By Tom Phillips in Port-au-Prince.
November 7, 2007
NIGHT WAS closing in on the squalid streets of Cite Soleil as two white armoured tanks carrying members of the Brazilian army's Seventh Infantry Division rolled into Port-au-Prince's most notorious shantytown. Through the green and black haze of their night vision goggles the soldiers squinted out at their surroundings: crumbling shacks with gaping holes gouged out of them by automatic gunfire; stray dogs picking at fetid mounds of rubbish; the occasional kerosene fire flickering eerily in the darkness. A year ago this desolate setting might also have been accompanied by the crackle of gunfire. But tonight the streets were silent.
"They haven't shot at us since March," boasted Colonel Carlos Jorge, a hulking army veteran from the south of Brazil.

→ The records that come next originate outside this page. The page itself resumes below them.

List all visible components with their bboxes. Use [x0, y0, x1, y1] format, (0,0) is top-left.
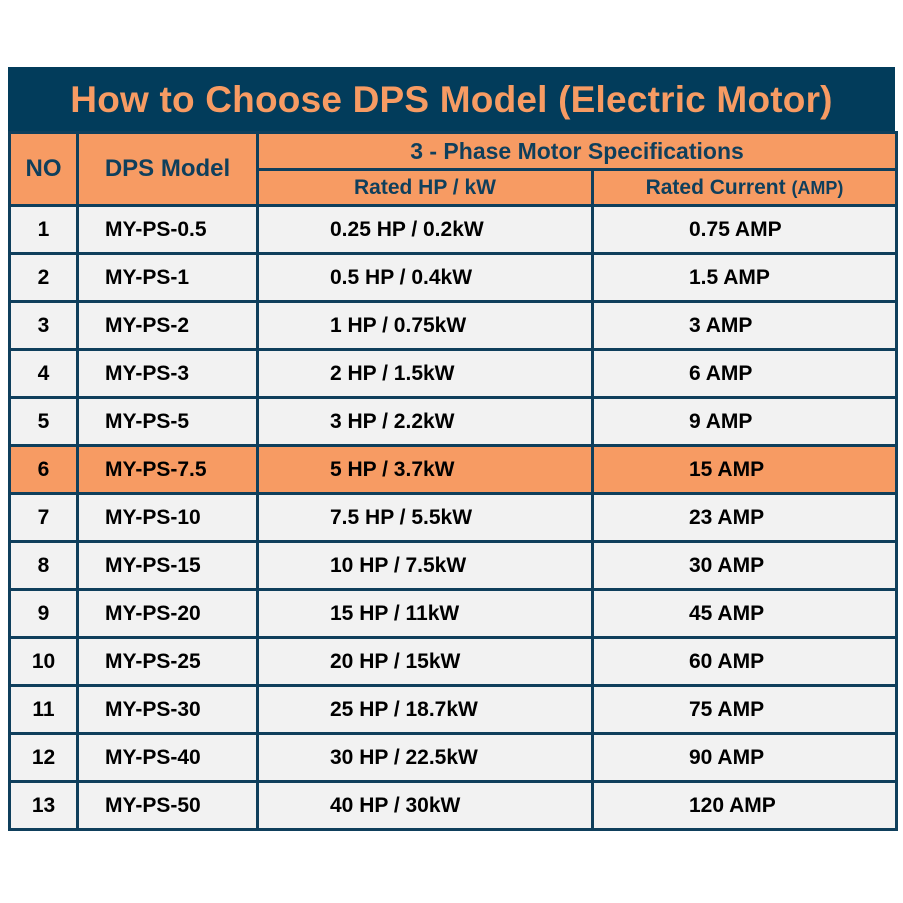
cell-hp: 40 HP / 30kW — [256, 780, 594, 831]
cell-hp: 1 HP / 0.75kW — [256, 300, 594, 351]
header-current-label: Rated Current — [645, 175, 786, 199]
cell-hp: 25 HP / 18.7kW — [256, 684, 594, 735]
table-row: 13 MY-PS-50 40 HP / 30kW 120 AMP — [8, 780, 898, 831]
cell-hp: 5 HP / 3.7kW — [256, 444, 594, 495]
cell-no: 4 — [8, 348, 79, 399]
cell-no: 8 — [8, 540, 79, 591]
table-row: 1 MY-PS-0.5 0.25 HP / 0.2kW 0.75 AMP — [8, 204, 898, 255]
cell-no: 9 — [8, 588, 79, 639]
cell-hp: 15 HP / 11kW — [256, 588, 594, 639]
cell-no: 1 — [8, 204, 79, 255]
cell-model: MY-PS-2 — [76, 300, 259, 351]
table-row: 3 MY-PS-2 1 HP / 0.75kW 3 AMP — [8, 300, 898, 351]
table-row: 5 MY-PS-5 3 HP / 2.2kW 9 AMP — [8, 396, 898, 447]
cell-model: MY-PS-25 — [76, 636, 259, 687]
cell-hp: 0.25 HP / 0.2kW — [256, 204, 594, 255]
cell-no: 13 — [8, 780, 79, 831]
header-hp: Rated HP / kW — [256, 168, 594, 207]
table-row: 7 MY-PS-10 7.5 HP / 5.5kW 23 AMP — [8, 492, 898, 543]
cell-current: 120 AMP — [591, 780, 898, 831]
cell-hp: 0.5 HP / 0.4kW — [256, 252, 594, 303]
cell-current: 45 AMP — [591, 588, 898, 639]
dps-model-table: NO DPS Model 3 - Phase Motor Specificati… — [8, 131, 898, 831]
header-current: Rated Current (AMP) — [591, 168, 898, 207]
cell-current: 23 AMP — [591, 492, 898, 543]
table-row: 6 MY-PS-7.5 5 HP / 3.7kW 15 AMP — [8, 444, 898, 495]
dps-model-table-container: How to Choose DPS Model (Electric Motor)… — [8, 67, 898, 831]
cell-no: 2 — [8, 252, 79, 303]
header-model: DPS Model — [76, 131, 259, 207]
cell-current: 3 AMP — [591, 300, 898, 351]
cell-model: MY-PS-50 — [76, 780, 259, 831]
table-row: 10 MY-PS-25 20 HP / 15kW 60 AMP — [8, 636, 898, 687]
cell-model: MY-PS-3 — [76, 348, 259, 399]
table-title: How to Choose DPS Model (Electric Motor) — [8, 67, 895, 131]
header-no: NO — [8, 131, 79, 207]
cell-current: 75 AMP — [591, 684, 898, 735]
table-row: 8 MY-PS-15 10 HP / 7.5kW 30 AMP — [8, 540, 898, 591]
table-row: 4 MY-PS-3 2 HP / 1.5kW 6 AMP — [8, 348, 898, 399]
cell-current: 9 AMP — [591, 396, 898, 447]
cell-current: 15 AMP — [591, 444, 898, 495]
cell-hp: 10 HP / 7.5kW — [256, 540, 594, 591]
cell-no: 12 — [8, 732, 79, 783]
cell-current: 6 AMP — [591, 348, 898, 399]
cell-hp: 2 HP / 1.5kW — [256, 348, 594, 399]
cell-model: MY-PS-15 — [76, 540, 259, 591]
cell-current: 0.75 AMP — [591, 204, 898, 255]
table-row: 12 MY-PS-40 30 HP / 22.5kW 90 AMP — [8, 732, 898, 783]
cell-no: 6 — [8, 444, 79, 495]
cell-model: MY-PS-5 — [76, 396, 259, 447]
cell-hp: 20 HP / 15kW — [256, 636, 594, 687]
cell-current: 60 AMP — [591, 636, 898, 687]
cell-current: 30 AMP — [591, 540, 898, 591]
header-current-unit: (AMP) — [791, 177, 844, 198]
table-row: 9 MY-PS-20 15 HP / 11kW 45 AMP — [8, 588, 898, 639]
header-group: 3 - Phase Motor Specifications — [256, 131, 898, 171]
cell-no: 11 — [8, 684, 79, 735]
cell-current: 90 AMP — [591, 732, 898, 783]
cell-current: 1.5 AMP — [591, 252, 898, 303]
cell-no: 5 — [8, 396, 79, 447]
cell-no: 10 — [8, 636, 79, 687]
cell-model: MY-PS-10 — [76, 492, 259, 543]
cell-model: MY-PS-40 — [76, 732, 259, 783]
cell-model: MY-PS-7.5 — [76, 444, 259, 495]
table-row: 11 MY-PS-30 25 HP / 18.7kW 75 AMP — [8, 684, 898, 735]
cell-hp: 30 HP / 22.5kW — [256, 732, 594, 783]
cell-hp: 3 HP / 2.2kW — [256, 396, 594, 447]
table-row: 2 MY-PS-1 0.5 HP / 0.4kW 1.5 AMP — [8, 252, 898, 303]
cell-model: MY-PS-1 — [76, 252, 259, 303]
cell-model: MY-PS-20 — [76, 588, 259, 639]
cell-model: MY-PS-30 — [76, 684, 259, 735]
cell-no: 7 — [8, 492, 79, 543]
cell-model: MY-PS-0.5 — [76, 204, 259, 255]
cell-no: 3 — [8, 300, 79, 351]
cell-hp: 7.5 HP / 5.5kW — [256, 492, 594, 543]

Until a year ago, UN peacekeepers such as Jorge were fighting street-to-street battles against heavily armed gangs in Haiti's capital. Now they talk of the end of an "operative" phase and the beginning of an "eminently preventative" one, meaning that, for now at least, the storm of violence is easing.
"We can't say that the violence problem is completely resolved," cautioned Ricardo Pilar, the commander of the Brazilian marines in Port-au-Prince. "There are still some focuses of violence to eliminate. But Haiti is moving forward slowly."
Few countries boast as turbulent a history as Haiti, the world's first black republic. Founded in 1804, this desperately poor Caribbean country has spent much of the past century immersed in bloodshed, ruled by corrupt, abusive regimes or occupied by foreign forces.
In February 2004, when president Jean-Bertrand Aristide was forced into exile, Haiti plunged once again into violence: roadblocks burned across the capital while rival gangs battled it out in scenes which would have shocked even the most hardened of Brazilian soldiers, accustomed to gangland shootouts back home in Rio's favelas.
Four months later, a Brazil-led UN stabilisation mission, known as Minustah, took over from an interim group of US marines and French soldiers who had been occupying the country since Aristide's departure.
Their task could scarcely have been more demanding: to contain the violence that had taken grip in sprawling slums such as Cite Soleil, where teenage gangsters roamed the streets with heavy artillery and killed with impunity.
But now, more than three years on, the Brazilians claim to have achieved a "pacification", however fragile.
An abandoned market at the heart of Cite Soleil that once served as a hideout for local gangsters has been transformed into a UN stronghold, circled by barbed wire and peace-keepers armed with Para-Fal assault rifles. In the nearby slum of Bois Neuf, a former kidnapping den has become a UN base.
Haiti also has a new president - Rene Preval, who was elected in February 2006 pledging to rid his country of the label "failed state" and now claims to be doing exactly that.
The question is how long can the "pacification" last? Robert Montenald, a 32-year-old social worker from Bel-Air, said that unless fundamental problems such as health care, unemployment and education were addressed, the peace was unlikely to last.